Unser Kolumnist, der Ungar Péter Pál Meleghy, ist Autor vieler Reiseführer und Kochbücher und schreibt für verschiedene deutsche Zeitschriften. Er lebt in Hamburg und Budapest und betreibt die Website www.ungarnaktuell.de, außerdem die beiden Literaturseiten www.phantastisch-realistische-literatur.de und www.ein-oscar-fuer-hitler.com

Enttäuschendes Wahlergebnis

Achter April 2018, vor dem Wahlbüro des fünften Wohnbezirks in Budapest. Ein altes Ehepaar, elegant in Schwarz gekleidet, verlässt das Büro. Meine ungarische Kollegin Marika eilt ihm entgegen. Ich hinter ihr her. Sie fragt mit ihrem engelhaften Lächeln, wem die beiden ihre Stimmen gegeben haben. Der Mann antwortet mit ernstem Gesicht: „Der Sicherheit unseres Landes.“ Gleichzeitig überreicht ihm seine Frau ein weißes, frisch gewaschenes und gebügeltes Taschentuch. Der Mann wischt sich vom rechten Auge umständlich eine Träne ab.

Gut. Mit der erreichten Zwei-Drittel-Mehrheit im Budapester Parlament kann die alte und neue Regierung recht bequem regieren. Trotzdem. Ich war enttäuscht.

Die größte Partei Ungarns, heißt Fidesz, zu Deutsch „Bund Junger Demokraten“. Parteichef und Gründungsmitglied Viktor Orbán ist denn auch erst 54 Jahre alt. Vor der politischen Wende 1989 war er Vorsitzender des „Kommunistischen Jugendbundes Ungarns“. Vom Herbst 1989 an durfte er mit einem Stipendium des ungarisch-US-amerikanischer Milliardärs Georg Soros die britisch-liberale Philosophie in Oxford erforschen.

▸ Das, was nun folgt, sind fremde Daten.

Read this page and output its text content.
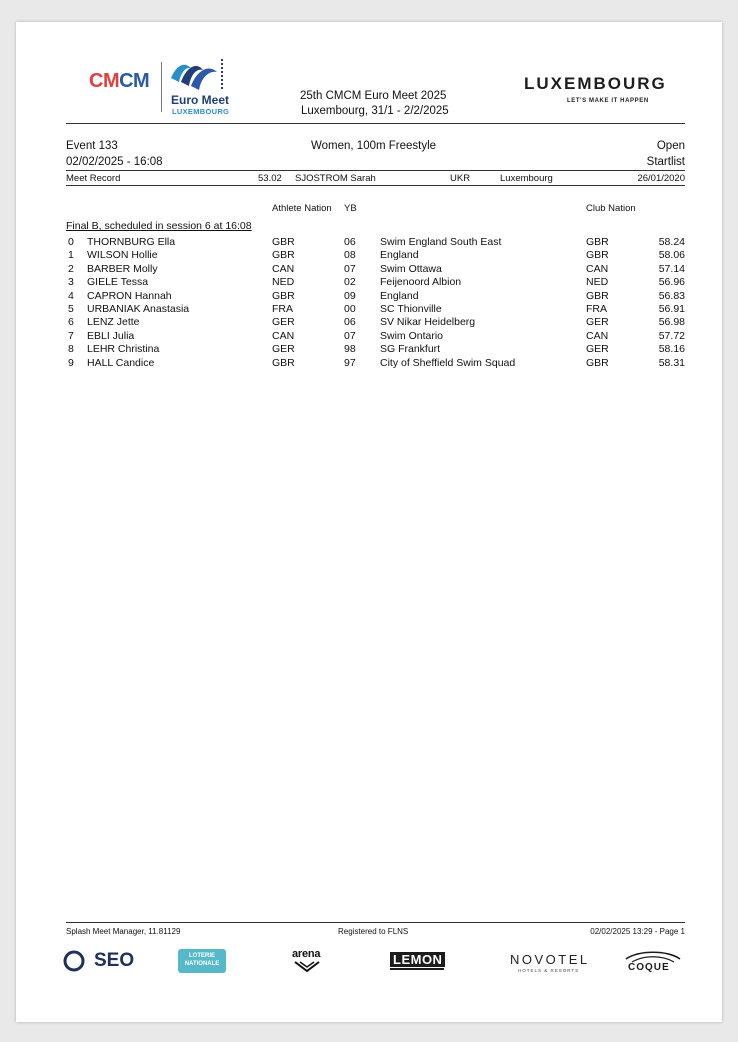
CMCM
Euro Meet
LUXEMBOURG
25th CMCM Euro Meet 2025
Luxembourg, 31/1 - 2/2/2025
LUXEMBOURG
LET'S MAKE IT HAPPEN
Event 133	Women, 100m Freestyle	Open
02/02/2025 - 16:08	Startlist
Meet Record	53.02 SJOSTROM Sarah	UKR	Luxembourg	26/01/2020
Athlete Nation YB	Club Nation
Final B, scheduled in session 6 at 16:08
0 THORNBURG Ella	GBR	06 Swim England South East	GBR	58.24
1 WILSON Hollie	GBR	08 England	GBR	58.06
2 BARBER Molly	CAN	07 Swim Ottawa	CAN	57.14
3 GIELE Tessa	NED	02 Feijenoord Albion	NED	56.96
4 CAPRON Hannah	GBR	09 England	GBR	56.83
5 URBANIAK Anastasia	FRA	00 SC Thionville	FRA	56.91
6 LENZ Jette	GER	06 SV Nikar Heidelberg	GER	56.98
7 EBLI Julia	CAN	07 Swim Ontario	CAN	57.72
8 LEHR Christina	GER	98 SG Frankfurt	GER	58.16
9 HALL Candice	GBR	97 City of Sheffield Swim Squad	GBR	58.31
Splash Meet Manager, 11.81129	Registered to FLNS	02/02/2025 13:29 - Page 1
SEO	LOTERIE NATIONALE
arena	LEMON	NOVOTEL
HOTELS & RESORTS	COQUE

Dies brach er 1990 ab und ging wieder in die Politik. Nach mehreren Erfolgen und Misserfolgen wurde er 2010 (wieder) zum Ministerpräsidenten gewählt. Zudem erreichten er und die Fidesz, damals das erste Mal, die Zwei-Drittel-Mehrheit im Parlament, die Änderungen der Verfassungsgesetze (die dem deutschen Grundgesetz entsprechen) ermöglichte.

Seither bemüht sich Viktor Orbán, dem ungarischen Volk das rechte Denken beizubringen. Dazu hat er siebenmal Gesetze der Verfassung geändert, dabei auch die Einteilung der Wahlbezirke. Er hat die größte Tageszeitung der Opposition schließen lassen. Alle Rundfunksender und Zeitungen auf dem Land hat er unter seinen Einfluss gebracht. Dort lasen bzw. hörten die Menschen vor der Wahl in diesem April nur Orbáns Reden. Er reiste mit Sirene und Blaulicht durchs Land und warnte vor den Gefahren, die Ungarn von „Brüssel“, von der UN, von Soros‘ Budapester Central European University (CEU) drohen. In zahlreichen Mietshäusern der Hauptstadt fanden unterdes die Bewohner (so auch ich) in ihren Briefkästen das Foto eines unsympathischen, arabisch aussehenden Menschen, der angeblich für sich und seine große Familie eine Wohnung suche. Und auch die vielen unter einander zerstrittenen Oppositions-Parteien, darunter einige neue von der Regierung finanzierte, trugen zum Erfolg der Fidesz bei.

Schließlich bekam der Ministerpräsident gar noch Hilfe vom lieben Gott: Die katholischen Pfarrer riefen die Gläubigen von der Kanzel zum Gebet für ihn und seinen Wahlerfolg auf.

Angesichts solch übermenschlicher (!) Anstrengungen für den Sieg der rechten Gesinnung, bei der Orbán und die Fidesz mittlerweile sogar die rechtsextreme Partei Jobbik ( „Die Rechte“) rechts überholten, hätte, so finde ich, der Sieg eigentlich noch glänzender ausfallen können. Ich dachte dabei an ca. 99 Prozent der Wählerstimmen. Ja, wenn ich es recht bedenke, noch etwas mehr.

Immerhin: Die warmen Worte, in die unsere Bundeskanzlerin die guten Wünsche zum Wahlsieg des Viktor Orbán eingewickelt hat, sie haben mich getröstet – wenn auch nur ein wenig.

Nachschlag: Etwa hunderttausend Menschen protestierten am Samstag, dem 14. April in Budapest gegen Unregelmäßigkeiten bei der Parlamentswahl.